# Thread: Convergence of an improper integral

1. ## Convergence of an improper integral

I cant figure out how to answer this calculus problem. I'm having trouble actually calculating the integral.

a) (integral from 0 to 1) sin(x+1/x)dx

I haven't been able to answer that, theres a part b that I havent tried yet since the first one has been giving me problems.

b) (integral from 0 to 1) sin^2(x+1/x)

2. Originally Posted by blorpinbloo
I cant figure out how to answer this calculus problem.

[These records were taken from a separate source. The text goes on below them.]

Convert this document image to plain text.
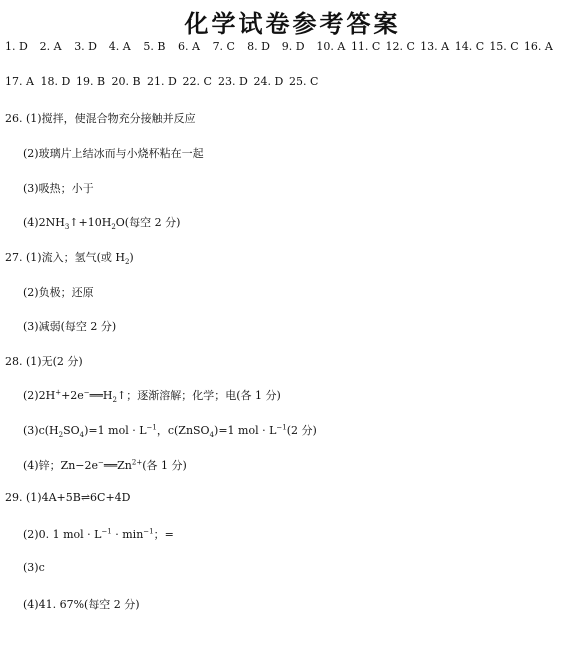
化学试卷参考答案
1. D	2. A	3. D	4. A	5. B	6. A	7. C	8. D	9. D	10. A 11. C 12. C 13. A 14. C 15. C 16. A
17. A 18. D 19. B 20. B 21. D 22. C 23. D 24. D 25. C
26. (1)搅拌，使混合物充分接触并反应
(2)玻璃片上结冰而与小烧杯粘在一起
(3)吸热；小于
$(4)2NH_3↑+10H_2O$(每空 2 分)
27. (1)流入；氢气(或 $H_2$)
(2)负极；还原
(3)减弱(每空 2 分)
28. (1)无(2 分)
$(2)2H^++2e^-══H_2↑$；逐渐溶解；化学；电(各 1 分)
$(3)c(H_2SO_4)=1$ mol · $L^{-1}$，c(ZnSO$_4$)=1 mol · $L^{-1}(2$ 分)
(4)锌；$Zn-2e^-══Zn^{2+}$(各 1 分)
29. (1)4A+5B⇌6C+4D
(2)0. 1 mol · $L^{-1} \cdot \min^{-1}$；=
(3)c
(4)41. 67%(每空 2 分)
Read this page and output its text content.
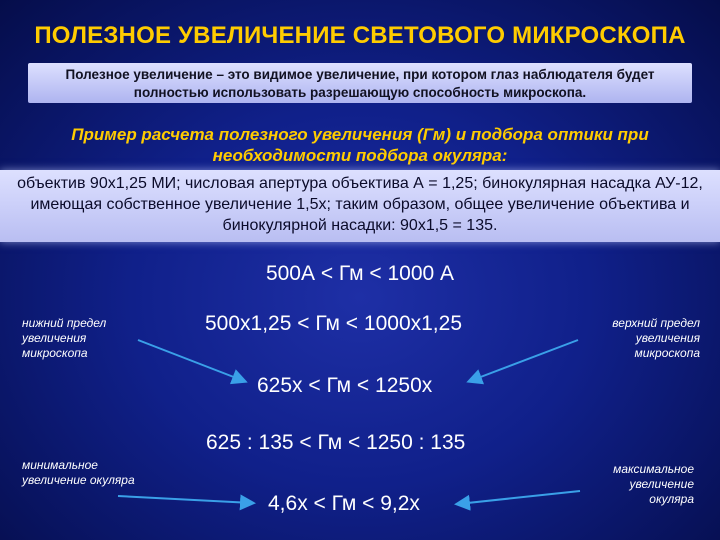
ПОЛЕЗНОЕ УВЕЛИЧЕНИЕ СВЕТОВОГО МИКРОСКОПА
Полезное увеличение – это видимое увеличение, при котором глаз наблюдателя будет полностью использовать разрешающую способность микроскопа.
Пример расчета полезного увеличения (Гм) и подбора оптики при необходимости подбора окуляра:
объектив 90х1,25 МИ; числовая апертура объектива А = 1,25; бинокулярная насадка АУ-12, имеющая собственное увеличение 1,5х; таким образом, общее увеличение объектива и бинокулярной насадки: 90х1,5 = 135.
500А < Гм < 1000 А
500х1,25 < Гм < 1000х1,25
625х < Гм < 1250х
625 : 135 < Гм < 1250 : 135
4,6х < Гм < 9,2х
нижний предел увеличения микроскопа
верхний предел увеличения микроскопа
минимальное увеличение окуляра
максимальное увеличение окуляра
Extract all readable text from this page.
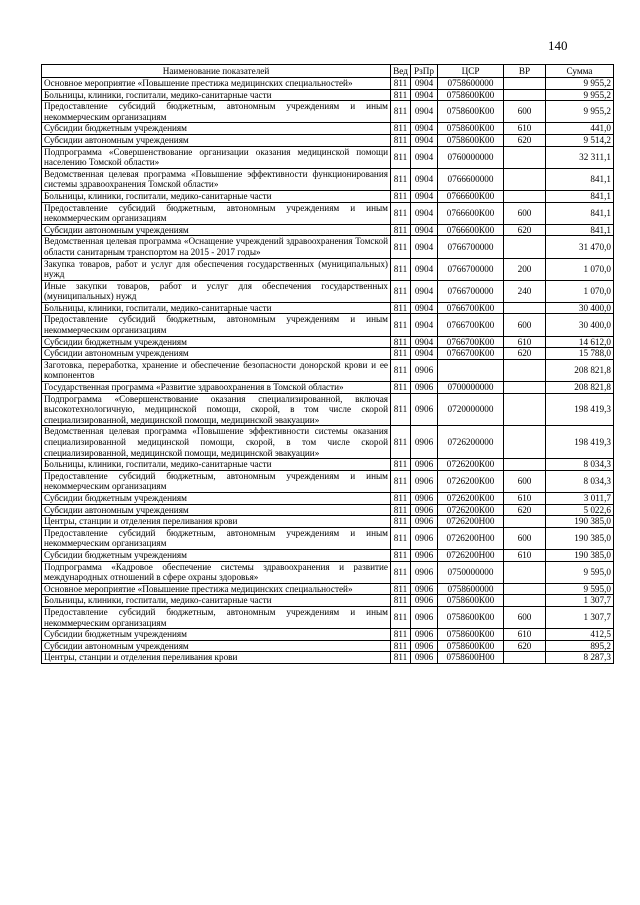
140
Наименование показателей	Вед	РзПр	ЦСР	ВР	Сумма
Основное мероприятие «Повышение престижа медицинских специальностей»	811	0904	0758600000		9 955,2
Больницы, клиники, госпитали, медико-санитарные части	811	0904	0758600К00		9 955,2
Предоставление субсидий бюджетным, автономным учреждениям и иным некоммерческим организациям	811	0904	0758600К00	600	9 955,2
Субсидии бюджетным учреждениям	811	0904	0758600К00	610	441,0
Субсидии автономным учреждениям	811	0904	0758600К00	620	9 514,2
Подпрограмма «Совершенствование организации оказания медицинской помощи населению Томской области»	811	0904	0760000000		32 311,1
Ведомственная целевая программа «Повышение эффективности функционирования системы здравоохранения Томской области»	811	0904	0766600000		841,1
Больницы, клиники, госпитали, медико-санитарные части	811	0904	0766600К00		841,1
Предоставление субсидий бюджетным, автономным учреждениям и иным некоммерческим организациям	811	0904	0766600К00	600	841,1
Субсидии автономным учреждениям	811	0904	0766600К00	620	841,1
Ведомственная целевая программа «Оснащение учреждений здравоохранения Томской области санитарным транспортом на 2015 - 2017 годы»	811	0904	0766700000		31 470,0
Закупка товаров, работ и услуг для обеспечения государственных (муниципальных) нужд	811	0904	0766700000	200	1 070,0
Иные закупки товаров, работ и услуг для обеспечения государственных (муниципальных) нужд	811	0904	0766700000	240	1 070,0
Больницы, клиники, госпитали, медико-санитарные части	811	0904	0766700К00		30 400,0
Предоставление субсидий бюджетным, автономным учреждениям и иным некоммерческим организациям	811	0904	0766700К00	600	30 400,0
Субсидии бюджетным учреждениям	811	0904	0766700К00	610	14 612,0
Субсидии автономным учреждениям	811	0904	0766700К00	620	15 788,0
Заготовка, переработка, хранение и обеспечение безопасности донорской крови и ее компонентов	811	0906			208 821,8
Государственная программа «Развитие здравоохранения в Томской области»	811	0906	0700000000		208 821,8
Подпрограмма «Совершенствование оказания специализированной, включая высокотехнологичную, медицинской помощи, скорой, в том числе скорой специализированной, медицинской помощи, медицинской эвакуации»	811	0906	0720000000		198 419,3
Ведомственная целевая программа «Повышение эффективности системы оказания специализированной медицинской помощи, скорой, в том числе скорой специализированной, медицинской помощи, медицинской эвакуации»	811	0906	0726200000		198 419,3
Больницы, клиники, госпитали, медико-санитарные части	811	0906	0726200К00		8 034,3
Предоставление субсидий бюджетным, автономным учреждениям и иным некоммерческим организациям	811	0906	0726200К00	600	8 034,3
Субсидии бюджетным учреждениям	811	0906	0726200К00	610	3 011,7
Субсидии автономным учреждениям	811	0906	0726200К00	620	5 022,6
Центры, станции и отделения переливания крови	811	0906	0726200Н00		190 385,0
Предоставление субсидий бюджетным, автономным учреждениям и иным некоммерческим организациям	811	0906	0726200Н00	600	190 385,0
Субсидии бюджетным учреждениям	811	0906	0726200Н00	610	190 385,0
Подпрограмма «Кадровое обеспечение системы здравоохранения и развитие международных отношений в сфере охраны здоровья»	811	0906	0750000000		9 595,0
Основное мероприятие «Повышение престижа медицинских специальностей»	811	0906	0758600000		9 595,0
Больницы, клиники, госпитали, медико-санитарные части	811	0906	0758600К00		1 307,7
Предоставление субсидий бюджетным, автономным учреждениям и иным некоммерческим организациям	811	0906	0758600К00	600	1 307,7
Субсидии бюджетным учреждениям	811	0906	0758600К00	610	412,5
Субсидии автономным учреждениям	811	0906	0758600К00	620	895,2
Центры, станции и отделения переливания крови	811	0906	0758600Н00		8 287,3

I'm having trouble actually calculating the integral.

a) (integral from 0 to 1) sin(x+1/x)dx

I haven't been able to answer that, theres a part b that I havent tried yet since the first one has been giving me problems.

b) (integral from 0 to 1) sin^2(x+1/x)
Try the sine of a sum formula.

3. Originally Posted by blorpinbloo
I cant figure out how to answer this calculus problem. I'm having trouble actually calculating the integral.

a) (integral from 0 to 1) sin(x+1/x)dx

I haven't been able to answer that, theres a part b that I havent tried yet since the first one has been giving me problems.

b) (integral from 0 to 1) sin^2(x+1/x)
Specify it:
$x+\frac{1}{x}$ or $\frac{x+1}{x}$ ?!

4. My bad, its x+(1/x)

5. Originally Posted by blorpinbloo
My bad, its x+(1/x)
It can not be expressed in terms of elementary functions.
http://www.wolframalpha.com/input/?i...%281%2Fx%29%5D
Did you post all informations ?

6. Originally Posted by General
It can not be expressed in terms of elementary functions.
Integrate sin[x+(1/x)] - Wolfram|Alpha
Did you post all informations ?
Could this be integrated?

$sin\left(x+\frac{1}{x}\right)=sin(x)cos\left(\frac {1}{x}\right)+sin\left(\frac{1}{x}\right)cos(x)$

I'm not very good at integration, so I can't always tell right away. I would have to work through it.

7. Nevermind that, I didn't notice your wolfram link.

8. Originally Posted by adkinsjr
Could this be integrated?

$sin\left(x+\frac{1}{x}\right)=sin(x)cos\left(\frac {1}{x}\right)+sin\left(\frac{1}{x}\right)cos(x)$

I'm not very good at integration, so I can't always tell right away. I would have to work through it.
No.
Wolfaram\alpha integrator considers all cases.

9. The question was "Show that the following improper integrals both converge." I assumed you had to calculate the integral because that's what the section was about, but I suppose there may be another way to solve it without calculating it.